The generic components of the CODE-RADE platform are :

  • machine-readable expression of software
  • version control
  • continuous integration service
  • arbitrary build environment
  • fitness tests
  • automated delivery

Each of these can be implemented in several ways, however a workflow similar to the one expressed above should be maintained.

For the foundation releases of CODE-RADE, the following were used :

  • machine-readable expression of software :
  • version control
  • continuous integration service
  • arbitrary build environment
  • fitness tests
  • automated delivery

Aspects

  • Cross-platform :
    • Build and test artifacts for an arbitrary set of targets.
    • Promote diversity in computing platforms.
    • Ensure proper optimisations and application portability
  • Atomic :
    • Fine-grained control over dependencies, versions and targets
    • Relevant action taken on each event
  • Community-Driven :
    • No restriction on the applications that can be integrated.
    • Anyone can contribute applications, resources, code review, etc
  • Automated :
    • Heavy reliance on automated agents to reduce bias, lead time
    • Action initiated by users, not operators.

Build Matrix

References and footnotes

  1. I write from an African point of view. “Elsewhere” can typically be interpreted as “places which are better resourced and developed than here”. 
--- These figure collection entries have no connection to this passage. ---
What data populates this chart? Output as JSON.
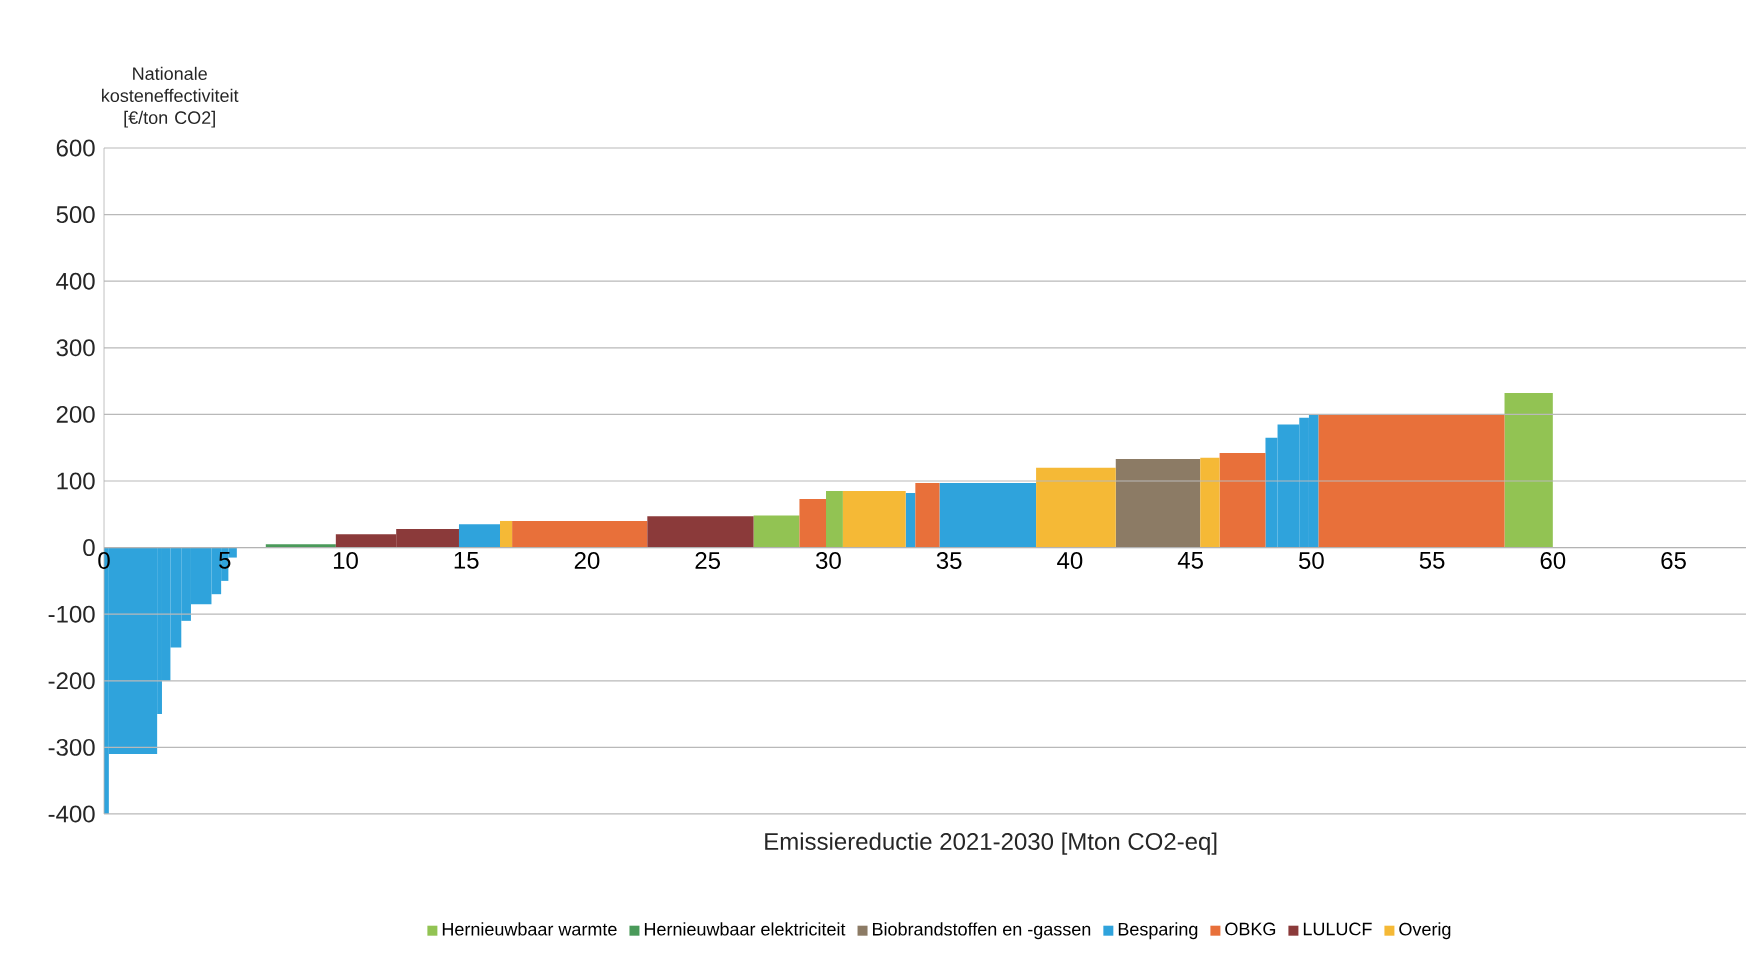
{
  "chart_data": {
    "type": "histogram",
    "ylabel": "Nationale kosteneffectiviteit [€/ton CO2]",
    "xlabel": "Emissiereductie 2021-2030 [Mton CO2-eq]",
    "bins": [
      0,
      0.2,
      2.2,
      2.4,
      2.75,
      3.2,
      3.6,
      4.45,
      4.85,
      5.15,
      5.5,
      6.7,
      9.6,
      12.1,
      14.7,
      16.4,
      16.9,
      22.5,
      26.9,
      28.8,
      29.9,
      30.6,
      33.2,
      33.6,
      34.6,
      38.6,
      41.9,
      45.4,
      46.2,
      48.1,
      48.6,
      49.5,
      49.9,
      50.3,
      58.0,
      60.0
    ],
    "series": [
      {
        "name": "Hernieuwbaar warmte",
        "color": "#92c353",
        "values": [
          null,
          null,
          null,
          null,
          null,
          null,
          null,
          null,
          null,
          null,
          null,
          null,
          null,
          null,
          null,
          null,
          null,
          null,
          48,
          null,
          85,
          null,
          null,
          null,
          null,
          null,
          null,
          null,
          null,
          null,
          null,
          null,
          null,
          null,
          232
        ]
      },
      {
        "name": "Hernieuwbaar elektriciteit",
        "color": "#4a9a5a",
        "values": [
          null,
          null,
          null,
          null,
          null,
          null,
          null,
          null,
          null,
          null,
          null,
          5,
          null,
          null,
          null,
          null,
          null,
          null,
          null,
          null,
          null,
          null,
          null,
          null,
          null,
          null,
          null,
          null,
          null,
          null,
          null,
          null,
          null,
          null,
          null
        ]
      },
      {
        "name": "Biobrandstoffen en -gassen",
        "color": "#8c7b65",
        "values": [
          null,
          null,
          null,
          null,
          null,
          null,
          null,
          null,
          null,
          null,
          null,
          null,
          null,
          null,
          null,
          null,
          null,
          null,
          null,
          null,
          null,
          null,
          null,
          null,
          null,
          null,
          133,
          null,
          null,
          null,
          null,
          null,
          null,
          null,
          null
        ]
      },
      {
        "name": "Besparing",
        "color": "#2fa3dc",
        "values": [
          -400,
          -310,
          -250,
          -200,
          -150,
          -110,
          -85,
          -70,
          -50,
          -15,
          null,
          null,
          null,
          null,
          35,
          null,
          null,
          null,
          null,
          null,
          null,
          null,
          82,
          null,
          97,
          null,
          null,
          null,
          null,
          165,
          185,
          195,
          200,
          null,
          null
        ]
      },
      {
        "name": "OBKG",
        "color": "#e8703a",
        "values": [
          null,
          null,
          null,
          null,
          null,
          null,
          null,
          null,
          null,
          null,
          null,
          null,
          null,
          null,
          null,
          null,
          40,
          null,
          null,
          73,
          null,
          null,
          null,
          97,
          null,
          null,
          null,
          null,
          142,
          null,
          null,
          null,
          null,
          200,
          null
        ]
      },
      {
        "name": "LULUCF",
        "color": "#8b3a3a",
        "values": [
          null,
          null,
          null,
          null,
          null,
          null,
          null,
          null,
          null,
          null,
          null,
          null,
          20,
          28,
          null,
          null,
          null,
          47,
          null,
          null,
          null,
          null,
          null,
          null,
          null,
          null,
          null,
          null,
          null,
          null,
          null,
          null,
          null,
          null,
          null
        ]
      },
      {
        "name": "Overig",
        "color": "#f5b936",
        "values": [
          null,
          null,
          null,
          null,
          null,
          null,
          null,
          null,
          null,
          null,
          null,
          null,
          null,
          null,
          null,
          40,
          null,
          null,
          null,
          null,
          null,
          85,
          null,
          null,
          null,
          120,
          null,
          135,
          null,
          null,
          null,
          null,
          null,
          null,
          null
        ]
      }
    ],
    "xlim": [
      0,
      68
    ],
    "ylim": [
      -400,
      600
    ],
    "xticks": [
      0,
      5,
      10,
      15,
      20,
      25,
      30,
      35,
      40,
      45,
      50,
      55,
      60,
      65
    ],
    "yticks": [
      -400,
      -300,
      -200,
      -100,
      0,
      100,
      200,
      300,
      400,
      500,
      600
    ],
    "grid": "y",
    "legend": "bottom"
  }
}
  2. I find it a great temptation to claim that there is a “right” way, but I should be wary of the assumptions implicit in this argument. I am considering specifically a federated, distibuted environment like a grid or a federated cloud. My arguments will hold less weight in other environments, specifically ones where the control and authority is more centralised. 

  3. Note: “a” solution, implying that there are non-unique ways to solve this problem. 

  4. I’ll arbitrarily compare whatever we describe here to the start of the national facility (c. 2007) 

  5. The obvious case is an application expecting a GPGPU, where none is available. 

  6. I’ll use “researcher” and “research community” interchangeably here. This term means “someone, some group, or some thing which wants to execute a scientific application”. 

  7. We use “application expert” and “Research Software Engineer” interchangeably here. 

  8. An example would be a researcher who maintains a GEANT4 installation for a local user group. 

  9. I must admit, I have on evidence to support this, just subjective experience. I’d really appreciate any form of critique or feedback here.